The Knowledge
Sharing Foundation
Balancing the evaluation of DARPA computer science
with NSF natural science
Authored
by
January
4st, 2003
The AI/connectionist balance is not the only issue.
The connectionist paradigm has two forms of expression. One
expression simply ignores work on the correspondence between a model and the
features/functions/structure of the natural world.
But the connectionist paradigm can have a different form of
expression. This expression suggests that the mathematics of neural or
genetic models is less than rich enough to capture the true nature of something
like human cognition. The conjectured limitation
of Hilbert mathematics is a deep challenge to modern science.
The second class of models are of different types, differential
equations, finite state transforms, computer programs, stochastic; as is the
case with the first form of connectionist expression. The mathematics
serves as a look into the biology, but as we study the mathematics of
theoretical biology the less biology was he able to see.
This second line of thought requires open loop architecture between the
formalism and humans in the loop. This
architecture accounts for the fundamental difference between logic running on a
machine and human cognitive acuity. The
OntologyStream technology has exploited this architecture, in a way that is
easy to understand.
The required human in the loop exists there so that corrections can be
made when a separation between model and natural system is discovered.
Sensemaking literatures are relevant here. But the problems with computer
science and Hilbert mathematics are not so easily addressed. So we have
philosophical issues that need to be addressed by natural science.
The question that we have raised is about the optimality of the current
evaluation and deployment decisions. Are these decisions really
informed by natural science? Are the
decisions biased towards a strict form of scientific reductionism?
As someone mentioned to me recently:
"I think you are very correct about the "strong" AI position. It seems to include a *religious* belief about a Theory of Mind -- which even cognitive psychology rejected as impractical in the mid '80. To quote the title of one article by Jenson, "You Can't Play Twenty Questions with Nature." The resolution was that mental models are appropriate to the extent that they are practical, such as in specific models for specific tasks, such as for human factors. In contrast, AI was founded with a teleological imperative to replace humans one day.”
There are powerful people in academic and in the funding agencies that
claim that “brain = mind”. Francis
Crick’s book “The Amazing Hypothesis” is one of many examples of this religious
type belief.
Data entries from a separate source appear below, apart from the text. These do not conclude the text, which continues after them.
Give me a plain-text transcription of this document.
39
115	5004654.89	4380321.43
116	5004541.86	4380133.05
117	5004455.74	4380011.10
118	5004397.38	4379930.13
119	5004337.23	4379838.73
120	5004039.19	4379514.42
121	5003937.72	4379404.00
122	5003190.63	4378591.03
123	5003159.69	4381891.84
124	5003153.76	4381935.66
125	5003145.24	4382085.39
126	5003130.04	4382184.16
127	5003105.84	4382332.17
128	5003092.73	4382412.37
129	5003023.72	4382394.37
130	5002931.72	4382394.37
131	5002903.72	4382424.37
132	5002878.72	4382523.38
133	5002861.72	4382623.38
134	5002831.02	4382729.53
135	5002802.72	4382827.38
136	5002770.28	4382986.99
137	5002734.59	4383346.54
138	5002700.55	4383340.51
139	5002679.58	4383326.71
But beyond this reductionist
camp, there is a deep science literature that is not fundamentalist.
The core economic/security issue has to do with the interface between
human cognitive processes and its world.
The issue comes around, in an important way, in how I have talked about
a differential ontology that moves back and forth between Latent Semantic
Indexing (measuring the linguistic variation in text corpus) and relational
models (like taxonomy or databases). The problem is how to put structure
to data that is not highly structured, in circumstances where the data may be
misrepresented, spoofed, incomplete and inconsistent, and for which good models
do not exist.
One can make the observation that the innovations that are
MOST relevant to addressing the current intelligence needs.
We call for a conference of natural scientists to make peer review
about which software capabilities are to be tested, and HOW these are to be
tested, for deployment.
In order for this review to occur, the government must recognize that
the expertise on this problem is not within the agencies; it is within a
science community that has not traditionally received federal support for
research.
We must step in to demonstrate that a new capability can easily be built that
provides Human-centric Information Production Systems (HIP) with human vetting
of the fidelity of this information.
Many say, "well this is the system, what can we do about
it?" How can something that does
not exist, and that has been inhibited for a very long time, come into
existence?
From a deep scientific open question, regarding the nature of
measurement, we may step into an analysis regarding whether the technology
evaluation and procurement process is serving the nation, or serving the
private interests of a few large vendor corporations. It certainly
appears that there is a problem, and perhaps the appearance is enough to concern
policy makers. Opening the process of evaluation is the first step in
making sure that the appearance of a problem is managed.
How to raise this issue with Industry leaders? Do they feel that the evaluation process
makes rational sense? Is there a
way to boot strap the Business-to-Business technologies by first solving the
intelligence vetting needs of the American intelligence community?
The notion we have observed is that there is a well-recognized mismatch
between the needs of the intelligence analysts and the systems that are
developed by vendors. The question of business models so dominates this
process as to make the process highly burdened as well as not being fully
informed about the deep open issues.
The Knowledge Sharing Foundation takes a
different approach towards the evaluation and deployment of core innovations.